Neural Scene Graphs for Dynamic Scenes
We present a first neural rendering approach that decomposes dynamic scenes into scene graphs. We propose a learned scene graph representation, which encodes object transformation and radiance, to efficiently render novel arrangements and views of the scene. To this end, we learn implicitly encoded scenes, combined with a jointly learned latent representation to describe objects with a single implicit function. We assess the proposed method on synthetic and real automotive data, validating that our approach learns dynamic scenes - only by observing a video of this scene - and allows for rendering novel photo-realistic views of novel scene compositions with unseen sets of objects at unseen poses.
Neural Scene Graphs
We introduce the neural scene graph, which allows us to model scenes hierarchically. The scene graph S above is composed of a camera, a static node and and a set of dynamic nodes which represent the dynamic components of the scene, including the object appearance, shape, and class. We define a scene uniquely using a directed acyclic graph, where C is a leaf node representing the camera and its intrinsics K, the leaf nodes F represent both static and dynamic neural radiance fields [Mildenhall et al.], L are leaf nodes that assign latent object codes to each representation leaf node, and E are edges that either represent affine transformations T between the global world space and the local object or camera space or property assignments. A detailed description of all graph components and necessary adjustments to neural radiance fields is presented in our paper.
Our rendering approach leverages the above rendering pipeline, efficiently rendering images given a scene graph. In the section component of the pipeline, we demonstrate the two sampling approaches along a ray, inside the background (black) and an object (blue) node. To increase efficiency, we limit the sampling of the static node to multiple planes. For each ray, we predict color and density through each dynamic node through which it is traced, and we check each ray from the camera C for intersections with all dynamic nodes F by translating the ray to an object local frame and applying an efficient AABB-ray intersection test. The representation function F of a given node maps each point to a predicted color and density value. We use the rendering equation integrating over all sampling points along a ray from its origin to the global far plane to calculate the RGB values of the rendered image.
from KITTI / Virtual KITTI 2
Without additional supervision, the structure of the proposed scene graph model trained with the rendering pipeline naturally decomposes scenes into dynamic and static scene components and is able to reconstruct them individually and jointly.

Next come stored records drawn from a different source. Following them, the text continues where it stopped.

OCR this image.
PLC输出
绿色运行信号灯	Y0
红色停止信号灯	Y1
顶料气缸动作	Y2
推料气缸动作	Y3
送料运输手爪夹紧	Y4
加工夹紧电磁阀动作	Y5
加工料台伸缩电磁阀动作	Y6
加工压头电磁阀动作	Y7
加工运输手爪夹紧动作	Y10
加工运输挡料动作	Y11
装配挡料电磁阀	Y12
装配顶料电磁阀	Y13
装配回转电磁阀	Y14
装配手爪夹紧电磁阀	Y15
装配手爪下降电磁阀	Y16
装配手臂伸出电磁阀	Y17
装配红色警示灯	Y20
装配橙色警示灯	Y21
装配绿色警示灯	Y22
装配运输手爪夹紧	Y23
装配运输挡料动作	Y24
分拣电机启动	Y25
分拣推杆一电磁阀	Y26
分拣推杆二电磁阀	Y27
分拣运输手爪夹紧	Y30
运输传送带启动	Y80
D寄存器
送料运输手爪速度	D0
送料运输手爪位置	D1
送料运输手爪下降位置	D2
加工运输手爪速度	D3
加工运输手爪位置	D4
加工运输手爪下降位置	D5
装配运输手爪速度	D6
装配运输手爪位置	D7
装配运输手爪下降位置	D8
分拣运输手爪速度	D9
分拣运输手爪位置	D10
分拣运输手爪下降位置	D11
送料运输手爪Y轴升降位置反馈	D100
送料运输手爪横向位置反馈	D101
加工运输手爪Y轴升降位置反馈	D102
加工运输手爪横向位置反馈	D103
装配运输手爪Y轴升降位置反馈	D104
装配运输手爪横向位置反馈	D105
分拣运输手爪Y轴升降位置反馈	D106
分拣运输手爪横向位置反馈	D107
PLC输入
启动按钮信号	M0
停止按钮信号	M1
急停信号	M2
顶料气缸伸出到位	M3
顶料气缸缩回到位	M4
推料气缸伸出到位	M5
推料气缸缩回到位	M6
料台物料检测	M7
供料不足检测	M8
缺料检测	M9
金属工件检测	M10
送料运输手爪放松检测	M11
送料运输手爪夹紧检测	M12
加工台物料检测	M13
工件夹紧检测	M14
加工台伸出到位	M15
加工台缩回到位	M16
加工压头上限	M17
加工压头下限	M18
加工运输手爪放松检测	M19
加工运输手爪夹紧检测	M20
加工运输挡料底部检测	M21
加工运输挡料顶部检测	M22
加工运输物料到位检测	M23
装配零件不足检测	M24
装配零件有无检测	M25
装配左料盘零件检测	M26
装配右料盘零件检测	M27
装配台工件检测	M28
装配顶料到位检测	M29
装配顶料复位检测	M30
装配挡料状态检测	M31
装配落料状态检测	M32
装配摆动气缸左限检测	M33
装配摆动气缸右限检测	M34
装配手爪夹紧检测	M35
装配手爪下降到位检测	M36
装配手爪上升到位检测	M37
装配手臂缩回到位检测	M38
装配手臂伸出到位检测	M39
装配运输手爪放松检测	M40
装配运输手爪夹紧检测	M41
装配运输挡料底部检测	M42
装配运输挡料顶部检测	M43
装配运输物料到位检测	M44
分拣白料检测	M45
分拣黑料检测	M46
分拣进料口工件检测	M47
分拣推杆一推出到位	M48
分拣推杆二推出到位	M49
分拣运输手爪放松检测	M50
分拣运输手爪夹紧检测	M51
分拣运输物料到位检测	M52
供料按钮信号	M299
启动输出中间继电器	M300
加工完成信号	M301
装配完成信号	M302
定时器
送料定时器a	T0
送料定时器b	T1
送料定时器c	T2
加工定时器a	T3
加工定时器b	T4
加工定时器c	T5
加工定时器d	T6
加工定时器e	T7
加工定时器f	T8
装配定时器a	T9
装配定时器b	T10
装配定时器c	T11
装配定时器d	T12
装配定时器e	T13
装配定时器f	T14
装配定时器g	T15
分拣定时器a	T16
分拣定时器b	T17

A learned Neural Scene Graph can be manipulated at its edges and nodes. To demonstrate the flexibility of the proposed scene representation, we change the edge transformations of a learned node. Results validate that these transformations preserve global light transport components such as reflections and shadows. The scene representation encodes global illumination cues implicitly through image color, a function of an object's location and viewing direction. The specular highlights on the vehicles, especially on the red and silver car, move in accordance to the fixed scene illumination. This is in contrast to simply copying pixels, where we instead are learning to correctly translate specular highlights after moving the object.
Reconstruction of Dynamic Objects
Object Poses fixed at t=0.50
Object Poses fixed at t=0.25
Object Poses fixed at t=0.75
Beyond object manipulation, and similar to prior methods, neural scene graphs allows for camera movement through adjustment of its transformation. The videos below show novel views for ego-vehicle motion into the scene, where the ego-vehicle is driving ~2 m forward. In contrast to static methods, we can actively manipulate the scene's arrangement by fixing all object's poses and by only moving the camera in contrast to a trained reference sequence.